Jan 20, 2007 00:21
I turn the little innocent looking chunk over and over in my hands, studying it. It looks so frail, so incapable of keeping anyone a prisoner inside its grasp. Yet it is a genuine piece of the Berlin Wall, brought over to America by friends of my parents. They found a small standing part of it in some distant field, took a hammer to it, and smuggled a piece home. They honored us with two pieces of it tonight - one for my parents and one for me.
The feeling I get when I hold it in my hands is indescribable. There are floods of dark, of tears, of hopelessness, of death, angry shouts, fear. But enveloped in all those emotions is something else. Peace. Quiet. A serene feeling of a time gone by.

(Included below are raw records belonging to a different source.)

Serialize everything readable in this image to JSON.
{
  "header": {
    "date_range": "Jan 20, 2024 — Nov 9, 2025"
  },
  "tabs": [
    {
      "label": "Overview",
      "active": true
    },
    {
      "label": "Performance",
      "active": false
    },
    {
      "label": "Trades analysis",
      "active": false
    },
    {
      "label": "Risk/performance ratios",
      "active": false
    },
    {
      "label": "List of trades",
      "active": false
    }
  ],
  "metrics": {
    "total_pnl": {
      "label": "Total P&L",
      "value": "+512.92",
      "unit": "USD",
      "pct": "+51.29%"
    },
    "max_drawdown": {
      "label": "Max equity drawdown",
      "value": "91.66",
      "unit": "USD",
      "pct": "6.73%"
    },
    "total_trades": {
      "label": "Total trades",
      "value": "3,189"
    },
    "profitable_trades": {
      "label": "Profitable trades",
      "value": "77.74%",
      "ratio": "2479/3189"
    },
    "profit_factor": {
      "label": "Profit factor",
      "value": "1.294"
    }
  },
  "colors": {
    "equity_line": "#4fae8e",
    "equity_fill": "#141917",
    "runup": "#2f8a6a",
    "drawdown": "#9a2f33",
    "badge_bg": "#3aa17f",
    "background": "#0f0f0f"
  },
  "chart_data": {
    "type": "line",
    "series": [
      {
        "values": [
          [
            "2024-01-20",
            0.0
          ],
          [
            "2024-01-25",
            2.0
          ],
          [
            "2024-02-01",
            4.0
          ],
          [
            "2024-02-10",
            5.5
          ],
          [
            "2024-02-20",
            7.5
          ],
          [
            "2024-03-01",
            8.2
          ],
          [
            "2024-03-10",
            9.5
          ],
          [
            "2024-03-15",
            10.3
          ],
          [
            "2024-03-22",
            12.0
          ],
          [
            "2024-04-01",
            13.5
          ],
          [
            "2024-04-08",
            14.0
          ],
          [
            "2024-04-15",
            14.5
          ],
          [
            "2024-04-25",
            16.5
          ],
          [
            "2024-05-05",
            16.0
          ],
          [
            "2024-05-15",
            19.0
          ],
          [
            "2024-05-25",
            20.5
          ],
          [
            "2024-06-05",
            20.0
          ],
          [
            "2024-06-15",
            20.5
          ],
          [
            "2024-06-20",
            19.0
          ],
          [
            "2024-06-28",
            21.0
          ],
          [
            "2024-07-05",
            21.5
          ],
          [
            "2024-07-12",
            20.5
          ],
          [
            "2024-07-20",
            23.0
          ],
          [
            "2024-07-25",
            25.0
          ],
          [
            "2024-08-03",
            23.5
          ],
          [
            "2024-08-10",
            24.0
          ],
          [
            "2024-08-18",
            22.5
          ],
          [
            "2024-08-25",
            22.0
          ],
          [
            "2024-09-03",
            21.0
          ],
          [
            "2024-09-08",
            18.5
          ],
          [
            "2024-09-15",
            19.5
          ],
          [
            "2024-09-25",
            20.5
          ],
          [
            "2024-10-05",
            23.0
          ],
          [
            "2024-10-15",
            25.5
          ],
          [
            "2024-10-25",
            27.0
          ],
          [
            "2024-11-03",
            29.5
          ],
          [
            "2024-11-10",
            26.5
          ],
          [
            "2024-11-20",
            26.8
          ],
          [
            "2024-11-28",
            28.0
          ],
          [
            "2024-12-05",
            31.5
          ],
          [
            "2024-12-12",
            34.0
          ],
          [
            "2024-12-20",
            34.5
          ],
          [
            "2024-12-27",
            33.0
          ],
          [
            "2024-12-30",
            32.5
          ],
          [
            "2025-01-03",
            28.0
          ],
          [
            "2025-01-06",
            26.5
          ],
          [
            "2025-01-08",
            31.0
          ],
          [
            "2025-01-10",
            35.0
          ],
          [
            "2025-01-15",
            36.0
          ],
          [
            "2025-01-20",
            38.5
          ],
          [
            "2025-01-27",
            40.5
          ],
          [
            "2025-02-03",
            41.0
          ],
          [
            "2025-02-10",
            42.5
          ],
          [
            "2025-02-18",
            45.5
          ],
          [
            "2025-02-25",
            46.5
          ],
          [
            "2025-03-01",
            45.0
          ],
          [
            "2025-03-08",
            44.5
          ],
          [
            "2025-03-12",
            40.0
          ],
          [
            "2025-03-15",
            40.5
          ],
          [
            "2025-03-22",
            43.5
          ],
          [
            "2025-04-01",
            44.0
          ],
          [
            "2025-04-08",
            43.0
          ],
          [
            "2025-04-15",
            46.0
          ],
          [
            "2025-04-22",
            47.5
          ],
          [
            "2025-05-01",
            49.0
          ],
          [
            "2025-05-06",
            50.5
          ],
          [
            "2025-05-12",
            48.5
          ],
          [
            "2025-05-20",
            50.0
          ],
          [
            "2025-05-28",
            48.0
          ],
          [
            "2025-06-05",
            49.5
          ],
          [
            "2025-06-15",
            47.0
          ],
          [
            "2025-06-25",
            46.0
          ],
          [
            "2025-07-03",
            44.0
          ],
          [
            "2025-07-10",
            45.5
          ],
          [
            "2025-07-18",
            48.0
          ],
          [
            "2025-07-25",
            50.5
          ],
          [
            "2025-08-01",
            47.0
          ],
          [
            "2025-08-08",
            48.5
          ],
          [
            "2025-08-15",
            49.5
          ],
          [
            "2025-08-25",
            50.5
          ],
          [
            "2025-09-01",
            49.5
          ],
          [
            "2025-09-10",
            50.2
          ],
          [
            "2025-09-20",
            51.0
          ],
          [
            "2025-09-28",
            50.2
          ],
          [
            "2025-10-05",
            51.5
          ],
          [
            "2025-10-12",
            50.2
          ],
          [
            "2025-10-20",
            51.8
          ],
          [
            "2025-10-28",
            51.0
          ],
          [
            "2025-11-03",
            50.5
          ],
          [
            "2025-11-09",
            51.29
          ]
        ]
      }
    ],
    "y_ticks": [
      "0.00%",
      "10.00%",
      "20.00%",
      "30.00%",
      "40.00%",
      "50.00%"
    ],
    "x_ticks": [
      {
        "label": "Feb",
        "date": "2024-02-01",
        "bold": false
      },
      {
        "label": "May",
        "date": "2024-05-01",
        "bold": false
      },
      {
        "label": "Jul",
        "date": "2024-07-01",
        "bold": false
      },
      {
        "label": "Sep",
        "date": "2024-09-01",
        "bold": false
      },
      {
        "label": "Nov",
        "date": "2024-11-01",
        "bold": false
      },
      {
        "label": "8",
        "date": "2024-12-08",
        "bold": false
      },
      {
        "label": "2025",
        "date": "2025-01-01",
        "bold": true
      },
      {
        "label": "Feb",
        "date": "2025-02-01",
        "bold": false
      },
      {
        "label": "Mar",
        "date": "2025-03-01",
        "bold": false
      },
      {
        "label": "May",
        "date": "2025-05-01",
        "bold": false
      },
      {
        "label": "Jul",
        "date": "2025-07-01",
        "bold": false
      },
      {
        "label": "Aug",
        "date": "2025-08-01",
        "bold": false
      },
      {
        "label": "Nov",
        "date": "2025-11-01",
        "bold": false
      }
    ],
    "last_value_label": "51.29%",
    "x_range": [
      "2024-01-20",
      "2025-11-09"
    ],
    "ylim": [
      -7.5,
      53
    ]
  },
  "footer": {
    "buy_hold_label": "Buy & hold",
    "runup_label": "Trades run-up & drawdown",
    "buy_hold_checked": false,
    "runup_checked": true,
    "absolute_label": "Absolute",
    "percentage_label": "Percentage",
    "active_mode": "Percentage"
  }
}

The small shard reminds me of things I often forget in my own life. There are walls that seem forever impenetrable. There are times of pain that seem they will never, ever end, that the darkness that falls will forever cover the sunlight. It reminds me that the power of the small can sometimes overcome the power of the great, that all insurmountable obstacles, like any lifeform, are all condemned to one day grow old, weaken and die.
I put the piece of the mighty wall that kept people separated in a small box, lest its frail edges crumble to dust in my hands. That fact alone I find ironic.
I wonder what shards of my lifetime will future life find someday among the ruins.